Le CRAP, selon toi, a-t-il apporté des changements à la façon d’enseigner des professionnel·les ?
Ce serait présomptueux de dire oui, mais je pense que le CRAP y a participé. Dans les années 50 – 60, les échanges pédagogiques étaient nombreux et les Cahiers pédagogiques ont mis en lumière ces discussions, ces prises de position sur les pédagogies nouvelles. Cette tendance a pu porter des projets. Le collège unique porté par l’éducation nouvelle, par exemple, est devenu l’établissement de la massification et non celui de la démocratisation. Un mouvement s’est arrêté au milieu du gué de par la faute du ministère. Cela explique à mon avis les difficultés que connaît notre système scolaire aujourd’hui. Il y a eu une timidité, un recul au moment de choisir ce que devait être ce collège unique. On a voulu en faire un petit lycée ce qui, à mon sens, est un échec. La revue, elle, existe encore et est très appréciée. Elle se diffuse mieux quand le Ministère est proche des lignes idéologiques que ce que l’on défend, porte, écrit. La tendance actuelle ne porte pas beaucoup à l’optimisme.
Pensez vous que les attentes du milieu enseignant aujourd’hui ont changé vis-à-vis de la pédagogie ? 
On a tous en tête le cliché du prof des années 50 : partisan des pédagogies nouvelles, syndiqué, à la CAMIF et à la MGEN. Je ne suis pas certaine que ç’ait été si vrai que cela. Il y avait par contre un esprit de corps qui a pour moi disparu. Les profs aujourd’hui sont le reflet de la société : de toutes tendances politiques, pédagogiques, l’image du prof est moins normée. Les difficultés que l’on a depuis quelques années à vendre la revue ne sont pas de notre fait. Celles et ceux qui nous lisent veulent lire une revue exigeante mais on voit monter dans la profession un certain consumérisme. Beaucoup veulent des choses toutes faites, adaptables immédiatement à la classe, une démarche encouragée par le fait que sur Internet, beaucoup de sites proposent des choses gratuites, clés en main tout au moins en apparence. C’est un peu attristant sur la réflexivité d’une partie des personnels ou leur éthique du métier, mais aussi sur les conditions de travail et la pression qu’impose l’intensification du métier. Nous, on garde notre cap car copier ce que font les autres, notamment ces sites gratuits financés par des fondations pas forcément en accord avec nos valeurs n’a pas d’intérêt.
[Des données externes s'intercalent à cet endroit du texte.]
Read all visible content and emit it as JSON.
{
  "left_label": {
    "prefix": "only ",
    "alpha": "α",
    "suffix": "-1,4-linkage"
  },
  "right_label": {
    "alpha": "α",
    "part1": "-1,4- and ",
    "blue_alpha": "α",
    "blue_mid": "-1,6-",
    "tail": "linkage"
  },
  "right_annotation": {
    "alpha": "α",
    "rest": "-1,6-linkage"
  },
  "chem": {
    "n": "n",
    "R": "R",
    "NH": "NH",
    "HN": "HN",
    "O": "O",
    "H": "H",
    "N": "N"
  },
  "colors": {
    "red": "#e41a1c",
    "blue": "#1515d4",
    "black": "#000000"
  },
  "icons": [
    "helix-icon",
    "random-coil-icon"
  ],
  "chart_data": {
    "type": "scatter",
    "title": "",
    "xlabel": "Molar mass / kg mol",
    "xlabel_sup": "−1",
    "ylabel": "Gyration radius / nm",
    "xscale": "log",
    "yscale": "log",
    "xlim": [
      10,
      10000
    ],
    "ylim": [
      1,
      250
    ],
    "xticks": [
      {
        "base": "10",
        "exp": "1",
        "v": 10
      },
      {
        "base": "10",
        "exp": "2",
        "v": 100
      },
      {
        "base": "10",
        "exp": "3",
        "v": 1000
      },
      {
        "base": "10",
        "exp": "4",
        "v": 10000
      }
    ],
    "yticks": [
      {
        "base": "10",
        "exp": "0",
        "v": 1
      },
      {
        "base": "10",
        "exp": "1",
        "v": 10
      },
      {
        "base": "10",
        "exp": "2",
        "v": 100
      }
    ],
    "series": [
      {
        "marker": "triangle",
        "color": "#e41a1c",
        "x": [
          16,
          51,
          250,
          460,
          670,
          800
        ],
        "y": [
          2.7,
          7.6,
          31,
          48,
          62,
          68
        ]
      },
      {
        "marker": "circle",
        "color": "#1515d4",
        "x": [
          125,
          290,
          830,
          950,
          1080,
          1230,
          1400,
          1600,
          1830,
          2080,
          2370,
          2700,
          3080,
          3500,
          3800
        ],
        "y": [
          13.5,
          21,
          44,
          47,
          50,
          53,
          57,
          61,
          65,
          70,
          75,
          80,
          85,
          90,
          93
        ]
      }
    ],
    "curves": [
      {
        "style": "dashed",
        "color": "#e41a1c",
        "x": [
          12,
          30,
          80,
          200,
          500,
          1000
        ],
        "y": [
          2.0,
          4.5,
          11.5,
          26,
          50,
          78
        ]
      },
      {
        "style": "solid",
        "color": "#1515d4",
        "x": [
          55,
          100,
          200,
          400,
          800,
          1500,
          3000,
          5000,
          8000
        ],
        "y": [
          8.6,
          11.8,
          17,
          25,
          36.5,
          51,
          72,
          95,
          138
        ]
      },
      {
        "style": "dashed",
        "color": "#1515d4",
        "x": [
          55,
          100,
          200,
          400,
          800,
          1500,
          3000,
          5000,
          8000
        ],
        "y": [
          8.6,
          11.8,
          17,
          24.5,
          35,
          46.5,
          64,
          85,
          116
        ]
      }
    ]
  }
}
Nous sommes convaincus de la « valeur ajoutée » de ce que nous publions, de la nécessité réelle de la réflexion pédagogique.
Quel est ton regard sur notre système éducatif ?
Notre système éducatif globalement ne fonctionne pas si mal. Il arrive à former des millions d’enfants tous les ans. Je trouve que l’on dramatise beaucoup son état. Après, il y a de vrais problèmes qui tiennent à un manque de réflexion de fond : c’est quoi le collège que l’on veut vraiment ? La maternelle doit-elle être une prépa-CP comme ce que dit le Ministère ? Pour moi, beaucoup de difficultés relèvent du manque de sens. On a une société qui ne sait plus ce qu’elle demande à son École donc qui lui demande tout et n’importe quoi. On a des profs qui croulent sous les injonctions contradictoires et des demandes impossibles. L’École ne peut régler tous les problèmes de la société. Les réformes qui se succèdent démobilisent les agents et installent une résistance passive. Pour moi, cela vient du manque de sens. Le matraquage fait sur les fondamentaux est une hérésie. Les enfants ont aussi besoin de s’ouvrir à autre chose : les arts, l’EPS, les sciences…Il faut leur donner envie de venir découvrir à l’école.
Et le Lycée ?
J’ai vécu la réforme du lycée de ma place de prof de collège. Si l’idée d’un lycée modulaire où les élèves peuvent choisir leurs spécialités était séduisante, la mise en pratique a été catastrophique. Détruire les groupes classe a été une mauvaise idée, les élèves ont besoin de groupes d’appartenance et les profs besoin de les connaître et de les suivre. Il faut par contre mener une vraie réflexion sur la place du bac, sur les processus d’orientation dans le supérieur. Actuellement, l’aspect anxiogène et consumériste du lycée s’est accentué.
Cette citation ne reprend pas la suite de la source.